The Court held that:
- "The level of intervention... requisite to give rise to a duty of care... is (as is agreed) a matter of Zambian law, but the question whether that level of intervention occurred in the present case is a pure question of fact";
- "the liability of parent companies in relation to the activities of subsidiaries is not of itself a distinct category of liability in common law negligence. Ownership of subsidiaries may enable parents to take control of the management of the operations of the relevant business owned by the subsidiary but it does not impose any duty upon the parent to do so. All that the existence of the parent subsidiary relationship shows is that the parent had an opportunity to do so but nothing more";
- "Parent companies and their subsidiaries are separate legal persons and the four indicia of a duty of care provided by the Court of Appeal in Chandler v Cape Plc  1 WLR 3111 did not lay down a separate test distinct from the general principle for the imposition of a duty of care in relation to a parent company.
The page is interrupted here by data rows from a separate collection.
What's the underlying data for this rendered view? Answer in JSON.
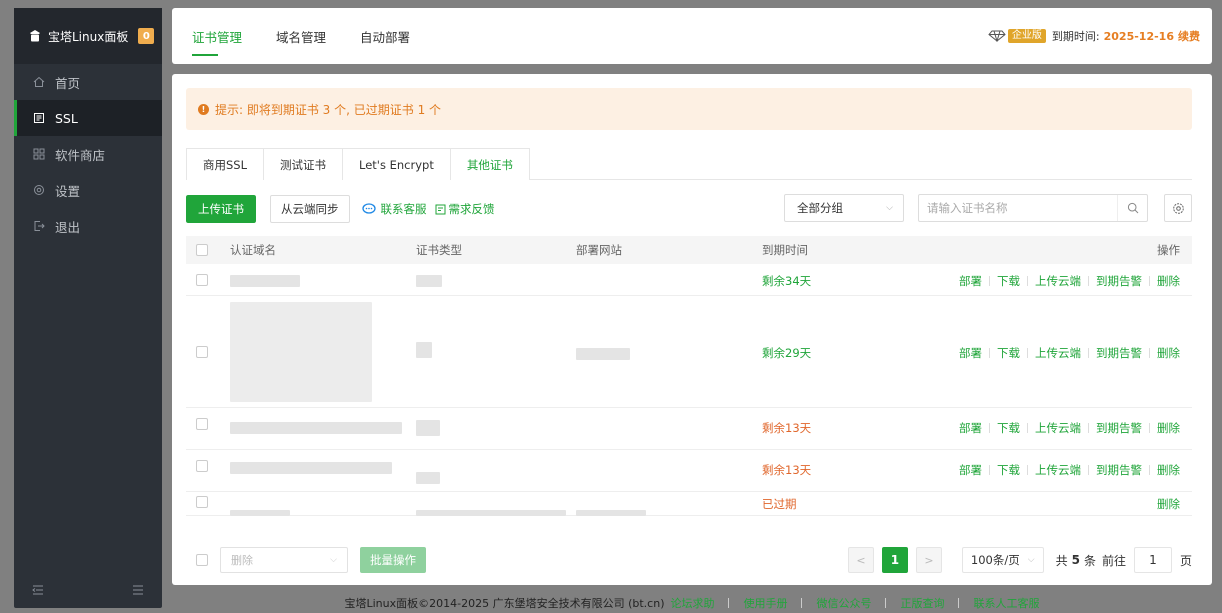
{
  "app": {
    "title": "宝塔Linux面板",
    "badge": "0"
  },
  "sidebar": {
    "items": [
      {
        "label": "首页",
        "icon": "home-icon"
      },
      {
        "label": "SSL",
        "icon": "ssl-icon"
      },
      {
        "label": "软件商店",
        "icon": "grid-icon"
      },
      {
        "label": "设置",
        "icon": "gear-icon"
      },
      {
        "label": "退出",
        "icon": "logout-icon"
      }
    ]
  },
  "top_tabs": [
    "证书管理",
    "域名管理",
    "自动部署"
  ],
  "top_right": {
    "edition": "企业版",
    "expire_label": "到期时间:",
    "expire_date": "2025-12-16",
    "renew": "续费"
  },
  "notice": {
    "text": "提示: 即将到期证书 3 个, 已过期证书 1 个"
  },
  "cert_tabs": [
    "商用SSL",
    "测试证书",
    "Let's Encrypt",
    "其他证书"
  ],
  "toolbar": {
    "upload": "上传证书",
    "sync": "从云端同步",
    "contact": "联系客服",
    "feedback": "需求反馈",
    "group": "全部分组",
    "search_placeholder": "请输入证书名称"
  },
  "table": {
    "headers": {
      "domain": "认证域名",
      "type": "证书类型",
      "site": "部署网站",
      "expire": "到期时间",
      "ops": "操作"
    },
    "rows": [
      {
        "expire": "剩余34天"
      },
      {
        "expire": "剩余29天"
      },
      {
        "expire": "剩余13天"
      },
      {
        "expire": "剩余13天"
      },
      {
        "expire": "已过期"
      }
    ],
    "ops": {
      "deploy": "部署",
      "download": "下载",
      "upload_cloud": "上传云端",
      "alert": "到期告警",
      "delete": "删除"
    }
  },
  "batch": {
    "select": "删除",
    "button": "批量操作"
  },
  "pager": {
    "current": "1",
    "per_page": "100条/页",
    "total_prefix": "共",
    "total": "5",
    "total_suffix": "条",
    "goto_label": "前往",
    "goto_value": "1",
    "page_unit": "页"
  },
  "footer": {
    "copyright": "宝塔Linux面板©2014-2025 广东堡塔安全技术有限公司 (bt.cn)",
    "links": [
      "论坛求助",
      "使用手册",
      "微信公众号",
      "正版查询",
      "联系人工客服"
    ]
  },
  "colors": {
    "accent": "#20a53a",
    "warning": "#e07b20",
    "sidebar": "#2c3138"
  }
}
The Chandler indicia are no more than particular examples of circumstances in which a duty of care may affect a parent and did not identify a wider basis in law for the recognition of the relevant parental duty of care than the law actually provides"; and
- "the published materials in which Vedanta asserted its own assumption of responsibility for the maintenance of proper standards of environmental controls over the activities of its subsidiaries, and in particular the operations at the mine, and not merely to have laid down but also implemented those standards by training, monitoring and enforcement, were sufficient on their own to show that it was arguable that a sufficient level of intervention by Vedanta in the conduct of operations at the mine may be demonstrable at trial after full disclosure of the relevant internal documents of Vedanta and KCM and of communications passing between them".
In essence the Supreme Court agreed with the conclusion reached by the lower courts that (based on the evidence provided) the claim that Vedanta had taken a sufficient part in the running of the mine or assumed sufficient responsibility for doing so (although not straight forward) was sufficient to require determination at a trial.
It should be noted that the merits of the case will be determined on the facts of the case at the future trial where the claimant will need to prove its claim against Vedanta and KCM.
What are the consequences of the judgment?
Although this case was all about the jurisdiction of the UK courts to deal with the claims against both Vedanta and KCM, this judgment will be of particular interest to multinational parent companies headquartered in the UK.
Such parent companies may want to examine and understand (and distinguish) the circumstances in which they may (in the future) be judged to have availed themselves of the opportunity to take over, intervene, control, supervise or advise the management of their subsidiaries overseas operations and in doing so find themselves liable to third party claims.
The analysis coming out of the eventual trial of this case (and a number of others which are now likely to follow) may provide valuable guidance in this respect.